Il capo di OpenAI è da pochi mesi sulla cresta dell’onda ma ci ha già abituato a uno strano effetto yo-yo nelle sue esternazioni. Questa settimana, per esempio, ha firmato una nuova lettera aperta sui rischi delle IA insieme a grandi nomi del settore che lavorano per Google e Microsoft, tra gli altri. Nel documento si legge che “mitigare il rischio di estinzione a causa delle intelligenze artificiali dovrebbe essere una priorità globale insieme ad altri minacce come le pandemie o le guerre nucleari”. Poche parole di cui una – estinzione – ha generato un clamore mediatico notevole, mettendo ancora una volta Altman al centro della scena con un ruolo doppio e acrobatico: da una parte è l’imprenditore a cui più dobbiamo l’accelerazione del settore, con tutti i suoi rischi; dall’altra, parla di estinzione, della necessità di limiti, freni, regole per evitare non più pericoli di natura varia ma addirittura l’Armageddon.

 

Davanti al rimbalzo tra posizioni tanto diverse, in molti si sono chiesti cosa stia succedendo ad Altman, quale sia la sua sincera posizione sull’argomento.

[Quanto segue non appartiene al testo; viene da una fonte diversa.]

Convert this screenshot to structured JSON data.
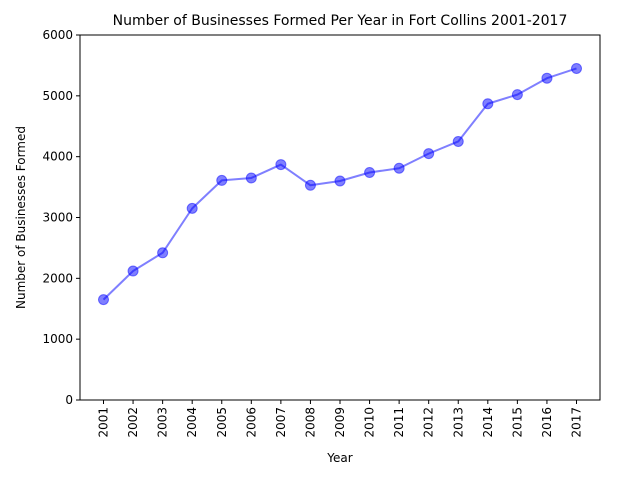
{
  "chart_data": {
    "type": "line",
    "title": "Number of Businesses Formed Per Year in Fort Collins 2001-2017",
    "xlabel": "Year",
    "ylabel": "Number of Businesses Formed",
    "x": [
      "2001",
      "2002",
      "2003",
      "2004",
      "2005",
      "2006",
      "2007",
      "2008",
      "2009",
      "2010",
      "2011",
      "2012",
      "2013",
      "2014",
      "2015",
      "2016",
      "2017"
    ],
    "series": [
      {
        "values": [
          1650,
          2120,
          2420,
          3150,
          3610,
          3650,
          3870,
          3530,
          3600,
          3740,
          3810,
          4050,
          4250,
          4870,
          5020,
          5290,
          5450
        ]
      }
    ],
    "ylim": [
      0,
      6000
    ],
    "yticks": [
      "0",
      "1000",
      "2000",
      "3000",
      "4000",
      "5000",
      "6000"
    ],
    "grid": false,
    "line_color": "#0000ff",
    "marker_color": "#0000ff"
  }
}
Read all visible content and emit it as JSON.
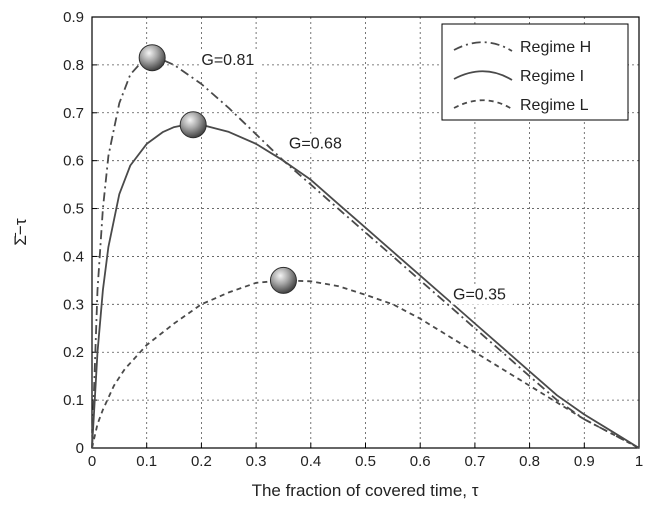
{
  "chart_data": {
    "type": "line",
    "xlabel": "The fraction of covered time, τ",
    "ylabel": "Σ̄−τ",
    "xlim": [
      0,
      1
    ],
    "ylim": [
      0,
      0.9
    ],
    "xticks": [
      "0",
      "0.1",
      "0.2",
      "0.3",
      "0.4",
      "0.5",
      "0.6",
      "0.7",
      "0.8",
      "0.9",
      "1"
    ],
    "yticks": [
      "0",
      "0.1",
      "0.2",
      "0.3",
      "0.4",
      "0.5",
      "0.6",
      "0.7",
      "0.8",
      "0.9"
    ],
    "grid": true,
    "legend_position": "top-right",
    "series": [
      {
        "name": "Regime H",
        "style": "dashdot",
        "x": [
          0,
          0.01,
          0.02,
          0.03,
          0.05,
          0.07,
          0.09,
          0.11,
          0.13,
          0.15,
          0.2,
          0.25,
          0.3,
          0.35,
          0.4,
          0.45,
          0.5,
          0.55,
          0.6,
          0.65,
          0.7,
          0.75,
          0.8,
          0.85,
          0.9,
          0.95,
          1.0
        ],
        "y": [
          0,
          0.33,
          0.5,
          0.61,
          0.72,
          0.78,
          0.805,
          0.815,
          0.81,
          0.8,
          0.76,
          0.71,
          0.655,
          0.6,
          0.55,
          0.5,
          0.45,
          0.4,
          0.35,
          0.3,
          0.25,
          0.2,
          0.15,
          0.1,
          0.06,
          0.03,
          0
        ]
      },
      {
        "name": "Regime I",
        "style": "solid",
        "x": [
          0,
          0.01,
          0.02,
          0.03,
          0.05,
          0.07,
          0.1,
          0.13,
          0.15,
          0.18,
          0.2,
          0.25,
          0.3,
          0.35,
          0.4,
          0.45,
          0.5,
          0.55,
          0.6,
          0.65,
          0.7,
          0.75,
          0.8,
          0.85,
          0.9,
          0.95,
          1.0
        ],
        "y": [
          0,
          0.2,
          0.33,
          0.42,
          0.53,
          0.59,
          0.635,
          0.66,
          0.67,
          0.677,
          0.675,
          0.66,
          0.635,
          0.6,
          0.56,
          0.51,
          0.46,
          0.41,
          0.36,
          0.31,
          0.26,
          0.21,
          0.16,
          0.11,
          0.07,
          0.035,
          0
        ]
      },
      {
        "name": "Regime L",
        "style": "dashed",
        "x": [
          0,
          0.01,
          0.02,
          0.04,
          0.06,
          0.08,
          0.1,
          0.15,
          0.2,
          0.25,
          0.3,
          0.35,
          0.4,
          0.45,
          0.5,
          0.55,
          0.6,
          0.65,
          0.7,
          0.75,
          0.8,
          0.85,
          0.9,
          0.95,
          1.0
        ],
        "y": [
          0,
          0.05,
          0.08,
          0.13,
          0.165,
          0.19,
          0.215,
          0.26,
          0.3,
          0.325,
          0.345,
          0.35,
          0.348,
          0.338,
          0.32,
          0.3,
          0.27,
          0.235,
          0.2,
          0.165,
          0.13,
          0.095,
          0.06,
          0.03,
          0
        ]
      }
    ],
    "markers": [
      {
        "x": 0.11,
        "y": 0.815
      },
      {
        "x": 0.185,
        "y": 0.675
      },
      {
        "x": 0.35,
        "y": 0.35
      }
    ],
    "annotations": [
      {
        "text": "G=0.81",
        "x": 0.2,
        "y": 0.8
      },
      {
        "text": "G=0.68",
        "x": 0.36,
        "y": 0.625
      },
      {
        "text": "G=0.35",
        "x": 0.66,
        "y": 0.31
      }
    ]
  }
}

Per capirlo, conviene concentrarsi proprio sulle sue dichiarazioni allarmiste, a partire da quella rilasciata lo scorzo marzo, quando il nostro si disse “un po’ preoccupato” dalla tecnologia su cui sta investendo, arrivando due mesi dopo a parlare di “estinzione”. Parole grosse ma non proprio precise: la minaccia è sfocata e lontana; una sola cosa è certa: il pericolo è enorme, qualcuno deve fare qualcosa. La scelta di quel qualcuno è ovviamente cruciale: durante la sua udienza al Congresso, il senatore repubblicano John Kennedy propose (scherzosamente) di far dirigere ad Altman stesso l’agenzia federale che gli Stati Uniti vorrebbero creare per vigilare sulle Ia. Altman rifiutò sorridendo, dicendo di avere già un lavoro che ama. Un simpatico quadretto. Ma non appena la posta in gioco diventa più alta e la politica si azzarda a fare qualcosa in più di ascoltare costernata i deliri apocalittici dei signori delle Ia, ecco che Altman cambia tono e arriva a minacciare di abbandonare l’intero continente. Alla faccia dell’estinzione per l’umanità, verrebbe da dire.

 

Il problema principale, per OpenAI, riguarda il disegno di legge europeo, che dividerebbe le intelligenze artificiali in quattro categorie sulla base del loro coefficiente di rischio: rischio minimo, limitato, alto, inaccettabile. I prodotti di OpenAI ricadrebbero nella terza categoria, “alto rischio”, costringendo l’azienda a una serie di limitazioni e a sottostare a “obblighi severi” sulla “qualità dei database su cui si basano i sistemi” e la registrazione dell’attività degli utenti per “assicurare la tracciabilità dei risultati”, con maggiore trasparenza nei confronti dell’utente e delle autorità competenti. Tutte cose aliene a OpenAI e alle altre aziende del campo, che agiscono in un far west normativo che vorrebbero mantenere tale, magari distraendo i governi e gli enti di controllo indicando una minaccia lontana, invisibile ma di portata biblica. Nell’èra dei social, lo spauracchio era il Grande Fratello di Zuckerberg o gli scandali come quello di Cambridge Analytica. Oggi siamo in territori lovecraftiani con macchine “intelligenti” e imperscrutabili che sfuggono – o potrebbero sfuggire – al controllo dei loro creatori, uccidendoci tutti. Una minaccia enorme, non c’è che dire, ma forse non abbastanza da fare accettare a Sam Altman una proposta di legge europea.